A survey was conducted to measure the height of men. In the survey, respondents were grouped by age. In the 20-29 group the groups were normally distributed, with a mean of 68.4 inches and a standard deviation of 4 inches. A study participant is randomly selected. Complete parts a through c
a. Find the probability that his height is less than 66 inches
b. FInd the probability that the height is between 66 and 71 inches
c. Find the probability that the height is more than 71 inches

Respuesta :

Answer:

(a) The probability that his height is less than 66 inches is 0.2743.

(b) The probability that the height is between 66 and 71 inches is 0.4679.

(c) The probability that the height is more than 71 inches is 0.2578.

Step-by-step explanation:

The data given in the question is:

Mean (μ) = 68.4

Standard Deviation (σ) = 4

Let X denote the height of men. We will use the normal distribution z-score formula to calculate the z-score and then look up the probability in the normal probability distribution table. The z-score formula is:

z = (X - μ)/σ

(a) For P(X<66), first calculate the z value.

z = (66-68.4)/4

z = -0.6 (Look up this value in the standard normal distribution table)

P(z<-0.6) = 0.2743

The probability that his height is less than 66 inches is 0.2743.

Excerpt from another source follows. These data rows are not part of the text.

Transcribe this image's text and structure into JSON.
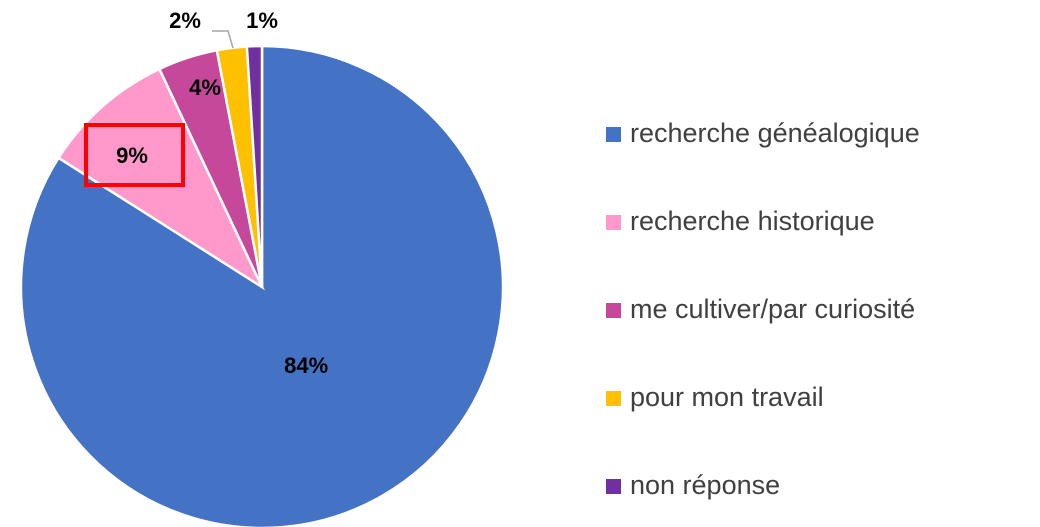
{
  "chart_data": {
    "type": "pie",
    "categories": [
      "recherche généalogique",
      "recherche historique",
      "me cultiver/par curiosité",
      "pour mon travail",
      "non réponse"
    ],
    "values": [
      84,
      9,
      4,
      2,
      1
    ],
    "value_labels": [
      "84%",
      "9%",
      "4%",
      "2%",
      "1%"
    ],
    "colors": [
      "#4472C4",
      "#FF99CC",
      "#C5489B",
      "#FFC000",
      "#7030A0"
    ],
    "legend": "right"
  }
}
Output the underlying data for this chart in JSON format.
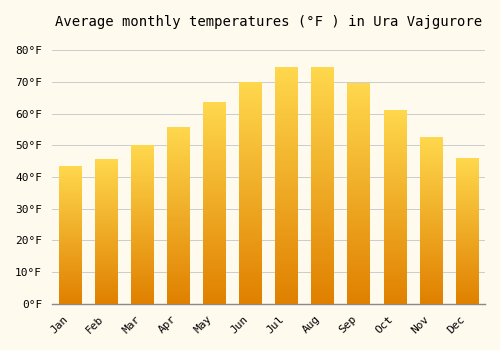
{
  "title": "Average monthly temperatures (°F ) in Ura Vajgurore",
  "months": [
    "Jan",
    "Feb",
    "Mar",
    "Apr",
    "May",
    "Jun",
    "Jul",
    "Aug",
    "Sep",
    "Oct",
    "Nov",
    "Dec"
  ],
  "values": [
    43.5,
    45.5,
    50.0,
    55.5,
    63.5,
    70.0,
    74.5,
    74.5,
    69.5,
    61.0,
    52.5,
    46.0
  ],
  "bar_color_bottom": "#E08000",
  "bar_color_top": "#FFD84D",
  "background_color": "#FFFAEE",
  "grid_color": "#CCCCCC",
  "ylim": [
    0,
    85
  ],
  "ytick_step": 10,
  "title_fontsize": 10,
  "tick_fontsize": 8,
  "font_family": "monospace",
  "bar_width": 0.62
}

(b) P(66<X<71)  = P(X<71) - P(X<66)

We need to find P(X<71) so, calculating the z-value:

z = (71-68.4)/4

z = 0.65

P(z<0.65) = 0.7422

P(66<X<71)  = 0.7422 - 0.2743

P(66<X<71)  = 0.4679

The probability that the height is between 66 and 71 inches is 0.4679.

(c) To find the probability P(X>71), we need to find P(X<71) and then subtract it from 1 because the normal distribution table gives values for P(X<k). We have already calculated the value of P(X<71) in part (b) so,

P(X>71) = 1 - P(X<71)

            = 1 - 0.7422

P(X>71) = 0.2578

The probability that the height is more than 71 inches is 0.2578.